Methuselah’s age is now known, but she still holds other mysteries – even her biological sex. The handlers use she/her pronouns, but they actually don’t know if Methuselah is a male or female. Some fish have gender differences in size or shape – but not lungfish. And behaviorally, they suspect she’s a female, but they will not be able to find out for sure until after she dies.
Another question is if the fish is feeling old – and how do fish change when they’re geriatric? Melton says it varies widely. Most fish live only a few years – so it’s rare to see really old fish in the wild. But there are some hints: some spinal changes, like a curved back, or weight loss, cloudy eyes or looking a little gray in the scales.
Two of the other fish in the new study were estimated to be 50 and 54 years old – and Melton says they look a little more similar in coloration, while Methuselah has gotten a little lighter in color over the years. “We don’t know that that’s actually tied to her age, but it’s the only thing that we have seen physically that looks different for this fish.”
Melton says that just the existence of something that has lived for so long leaves her in awe.
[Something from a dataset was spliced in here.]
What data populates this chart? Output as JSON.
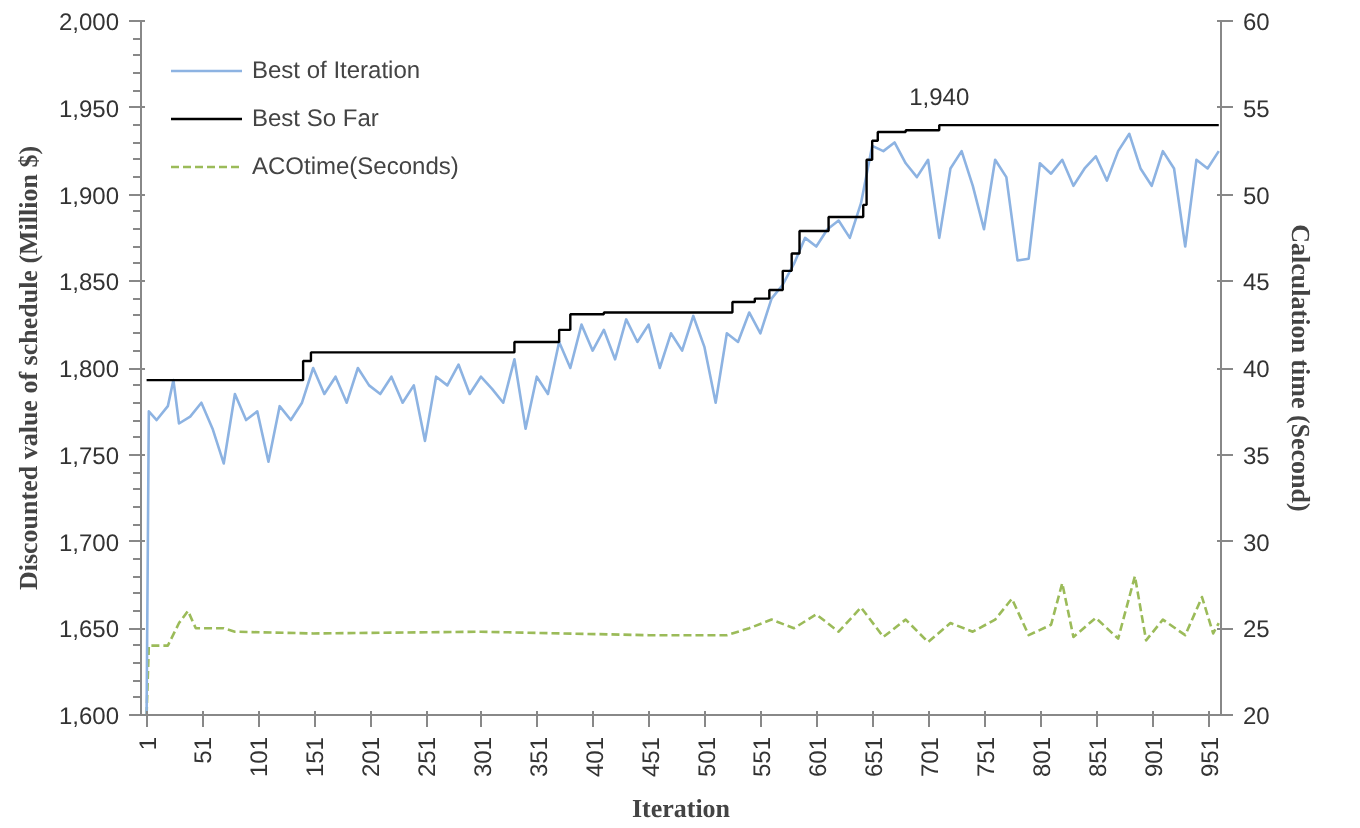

She wonders what Methuselah thinks of all her companions and living situations over the many years she’s spent at the aquarium – as the fish has the longest institutional memory of anything in the building.
“It’s incredible to me that after all of these years of having her in our care,” she says, “we’re still learning and we still have the ability to learn from animals in ways that we can’t even conceive yet.”